I've since lightened up a little (a lot, really), mainly because nothing ever seems as important in the adult world as it does in high school (although I still really wanna keep my digits from getting sliced off) , and because I think I've managed to replace a mild propensity for gloom and doom with a mild propensity for aw shucks optimism. It's a more calming lifestyle, and with rare exception it keeps me from getting too up or too down.

I think the reason this has been on my mind is my father. I have, for those who don't know (and why would you?), a pretty old father, for my age. I believe he's sixty-five now, or getting close. He grew up in Brooklyn through the fifties, and eventually moved out to San Francisco where he became a successful (critically, not at all financially) poet. I've never read as much of his poetry as I should. He recently sent me a small volume for my birthday, and while I can read it and tell how good it is, it's not something I feel I can relate to. I've written a bit of poetry over the years, and in some respects reading his poetry feels like seeing a writing style that fights or clashes against my own. It at times seems to make no sense, and doesn't seem to care if it does, which is a very alluring quality to me, but one that I can never achieve. While I recognize it as being great poetry, I don't feel like I can use it as a touchstone the way the son of a blacksmith might use his dad's technique with metal. It embarasses me in a strange, personal way, so I shy away from reading his stuff.

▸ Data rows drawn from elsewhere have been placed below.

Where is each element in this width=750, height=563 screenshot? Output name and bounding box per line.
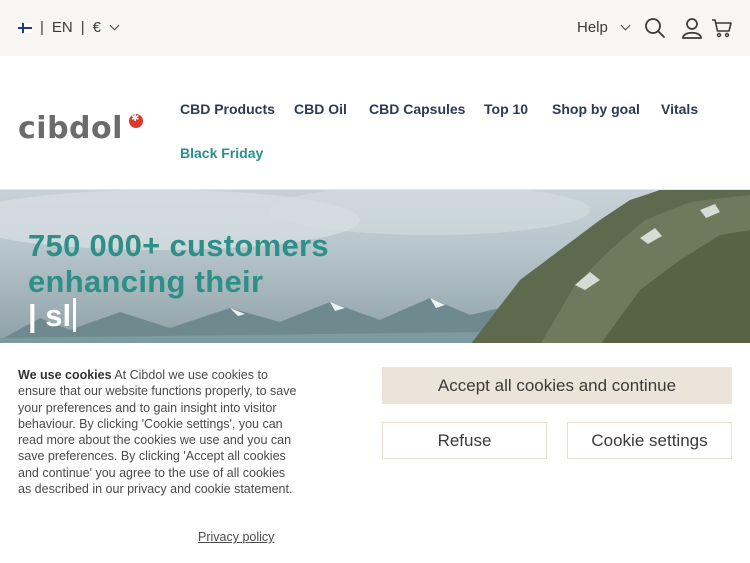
hero-typing-value: | sl (28, 298, 72, 333)
logo[interactable]: cibdol (18, 111, 123, 146)
separator: | (80, 19, 85, 36)
help-menu[interactable]: Help (577, 19, 631, 36)
hero-headline-line-1: 750 000+ customers (28, 228, 329, 263)
nav-item-cbd-products[interactable]: CBD Products (180, 101, 275, 117)
language-label: EN (51, 19, 73, 36)
hero-headline-line-2: enhancing their (28, 264, 264, 299)
chevron-down-icon (109, 20, 120, 31)
hero-typing-text: | sl (28, 298, 77, 334)
top-utility-bar: | EN | € Help (0, 0, 750, 56)
cookie-description: We use cookies At Cibdol we use cookies … (18, 367, 300, 497)
accept-all-cookies-button[interactable]: Accept all cookies and continue (382, 367, 732, 404)
cart-icon[interactable] (710, 16, 734, 40)
separator: | (40, 19, 44, 36)
nav-item-cbd-capsules[interactable]: CBD Capsules (369, 101, 465, 117)
cookie-settings-button[interactable]: Cookie settings (567, 422, 732, 459)
chevron-down-icon (620, 20, 631, 31)
cookie-body: At Cibdol we use cookies to ensure that … (18, 368, 297, 497)
main-navigation: cibdol CBD Products CBD Oil CBD Capsules… (0, 56, 750, 190)
nav-item-black-friday[interactable]: Black Friday (180, 145, 263, 161)
cookie-heading: We use cookies (18, 368, 112, 382)
nav-item-top-10[interactable]: Top 10 (484, 101, 528, 117)
hero-banner: 750 000+ customers enhancing their | sl (0, 190, 750, 345)
text-caret (73, 298, 77, 332)
privacy-policy-link[interactable]: Privacy policy (198, 530, 274, 544)
flag-fi-icon (18, 22, 32, 33)
nav-item-vitals[interactable]: Vitals (661, 101, 698, 117)
nav-item-cbd-oil[interactable]: CBD Oil (294, 101, 347, 117)
nav-item-shop-by-goal[interactable]: Shop by goal (552, 101, 640, 117)
locale-selector[interactable]: | EN | € (18, 19, 120, 36)
currency-label: € (92, 19, 101, 36)
search-icon[interactable] (643, 16, 667, 40)
cookie-consent-banner: We use cookies At Cibdol we use cookies … (0, 343, 750, 563)
logo-mark-icon (129, 113, 143, 128)
refuse-cookies-button[interactable]: Refuse (382, 422, 547, 459)
user-icon[interactable] (680, 16, 704, 40)
help-label: Help (577, 19, 608, 36)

In any case, he moved to Philadelphia some time ago (my inability to recall exactly when betrays a certain detachment from it all), as he and my mom had a falling out when I was in high school and he had little enough money that housing in Marin was a complete uncertainty. We probably talk about once a week, mostly about my acting, both of our writings, and whatever's happening in basketball at the time. The last couple times we talked, though, he mentioned in a very casual way that he was trying to get a doctor's appointment because he was having a great deal of pain in his esophagus. While I think my concern barely registered over the phone, I remember very clearly thinking, "holy shit, is my dad dying?"

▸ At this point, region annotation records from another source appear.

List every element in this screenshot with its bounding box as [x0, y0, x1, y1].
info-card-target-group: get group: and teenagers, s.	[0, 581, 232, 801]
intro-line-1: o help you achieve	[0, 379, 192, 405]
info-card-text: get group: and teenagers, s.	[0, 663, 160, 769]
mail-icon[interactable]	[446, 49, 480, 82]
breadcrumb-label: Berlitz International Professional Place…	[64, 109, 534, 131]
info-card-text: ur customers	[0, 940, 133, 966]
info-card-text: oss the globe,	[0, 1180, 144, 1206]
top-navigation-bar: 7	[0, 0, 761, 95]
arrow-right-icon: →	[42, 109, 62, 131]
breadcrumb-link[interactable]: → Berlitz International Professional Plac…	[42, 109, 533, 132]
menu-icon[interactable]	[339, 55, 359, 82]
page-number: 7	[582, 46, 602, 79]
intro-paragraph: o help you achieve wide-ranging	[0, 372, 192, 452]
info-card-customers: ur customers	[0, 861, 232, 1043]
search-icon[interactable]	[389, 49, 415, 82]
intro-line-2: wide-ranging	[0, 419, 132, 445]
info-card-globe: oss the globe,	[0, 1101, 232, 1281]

When he'd been living out here but not in my mother's and my home, he had lapsed back into a smoking habit. I had once asked him to stop, a conversation in which I fell apart crying halfway through because it felt so damn awkward. He was a heavy, debilitating alcoholic before I was born (although I guess the way alcoholism is defined, he still is), and met my mom at the treatment center where he finally sobered up. Knowing this, I couldn't understand how he couldn't recognize the nature of addiction, or even short of that, addictive habits. He told me he'd cut out the smoking, but he didn't. He'd have to be pretty damn foolish to think I couldn't tell. I don't hold it against him for not keeping the promise, because I know that most addiciton mantra states that you have to want to quit something for yourself, and that saying you're doing it for your family can be a foil that won't work. But I also know that I opened up a pretty big wound in talking to him about it, and I can't not feel bad that it continued to go on.

Anyways, my dad never takes proper care of himself, something my older brother (half brother, actually) has seen more of firsthand than I have. He takes a dim view of doctors. He wrote off his high blood pressure to momentary stress, which might be reasonable if not for the fact that he has naturally low blood pressure in his youth (I seem to have inherited this... better than high, I reckon). So the fact that he called me, mentioned this mysterious throat ailment, and admitted he was actively trying to see a doctor because it hurt so bad he was having trouble eating... I have an instinct that it's something very bad, maybe lethally bad. And I feel somehow corrupt to have that instinct.

I think what worries me most about the possibility is that I have trouble communicating myself emotionally to my father. I feel like when I'm in the position to, I'm already starting on the verge of tears. And in addition to being unable to articulate the kinds of things I'd want to, I'm not even sure what I'd want to say. There's some frayed wire somewhere that makes something not feel right, and I don't know anybody in the electrician's union.